The Capstone action learning project has been quite an experience. It began with learning about action learning and reflective questioning and listening. Then came getting to know our set members and practicing the action learning process. This was very awkward and forced at first. Learning to ask questions instead of making statements was not easy. It involved more than just training yourself to frame everything in a question. I had to begin by becoming aware of my own thoughts. I had to try to stop the life long habit of thinking ahead about my response while the other person is still talking in order to make myself focus on really listening. This is not easy and I clearly have not mastered this skill. Next, I had to learn to pay attention to and reflect on the learning of the group, in addition to the content of the conversations. This was also a challenge. I am still working to maintain this focus during set meetings.
It is an interesting and positive aspect of action learning to begin set meetings by identifying a leadership skill that we want to focus on. I agree with Marquardt (2004) that the subconscious does continue to consider and mull over thoughts after they are no longer in the forefront of our minds. Speaking out the leadership skill that we want to improve is a sure way of getting it into our subconscious, as well as to help us to practice that skill, or at least pay attention to our use of it during set meetings.
Of course the temptation to leave much of the reflective learning and questioning behind is great when it become ‘crunch-time’ and projects must be pulled together. However, in spite of this temptation, I believe our group continued to remember the tenants of action learning and usually did include them at every set meeting.
I find that this kind of metacognition of both our own thinking while part of a group and the group’s collective thinking is really an important skill to learn. I know that having experienced this at work in our set meetings has made an impression on me and I now find myself realizing mid-conversation that I am thinking about what I am thinking and about the meaning that I and whoever else is in the conversation are making together. I will admit that I have always had a bent towards trying to figure out what motivates people and why they behave the way they do. It is, of course good for me to do the same for myself – ala – metacognition.

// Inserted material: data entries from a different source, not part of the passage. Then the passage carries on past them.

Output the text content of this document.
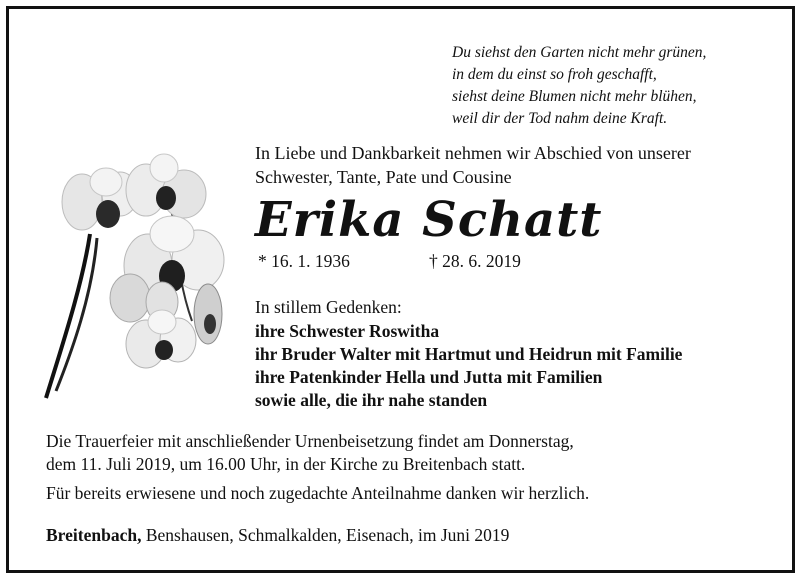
Du siehst den Garten nicht mehr grünen,
in dem du einst so froh geschafft,
siehst deine Blumen nicht mehr blühen,
weil dir der Tod nahm deine Kraft.
In Liebe und Dankbarkeit nehmen wir Abschied von unserer
Schwester, Tante, Pate und Cousine
Erika Schatt
* 16. 1. 1936	† 28. 6. 2019
In stillem Gedenken:
ihre Schwester Roswitha
ihr Bruder Walter mit Hartmut und Heidrun mit Familie
ihre Patenkinder Hella und Jutta mit Familien
sowie alle, die ihr nahe standen
Die Trauerfeier mit anschließender Urnenbeisetzung findet am Donnerstag,
dem 11. Juli 2019, um 16.00 Uhr, in der Kirche zu Breitenbach statt.
Für bereits erwiesene und noch zugedachte Anteilnahme danken wir herzlich.
Breitenbach, Benshausen, Schmalkalden, Eisenach, im Juni 2019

As our time winds down and our timeline is extremely short, I find I am a lot less inclined to make the time for the reflective questioning and thinking that is necessary. I know that I will be very interested in that after the big presentation is over and we consider what went well, what did not, what lessons were learned, and what struggles were overcome – or not. There is a balance that has to be struck between being an action learning set and focusing on the reflective questioning and listening and being a problem solving group. I know that problem solving is not the purpose, however it must exist to some extent in order to get the work done.
At this point in our experience, I find it interesting that our final product requires so much problem solving type of work in order to be appropriate and useful even though that part of the process is really supposed to take a back seat in favor of action learning. I understand that it is our learning that really matters and what the client gets is really just a vehicle for our action learning experience. Yet, it sure doesn’t feel that way now.
I’ll see how I feel in a week when it is all over.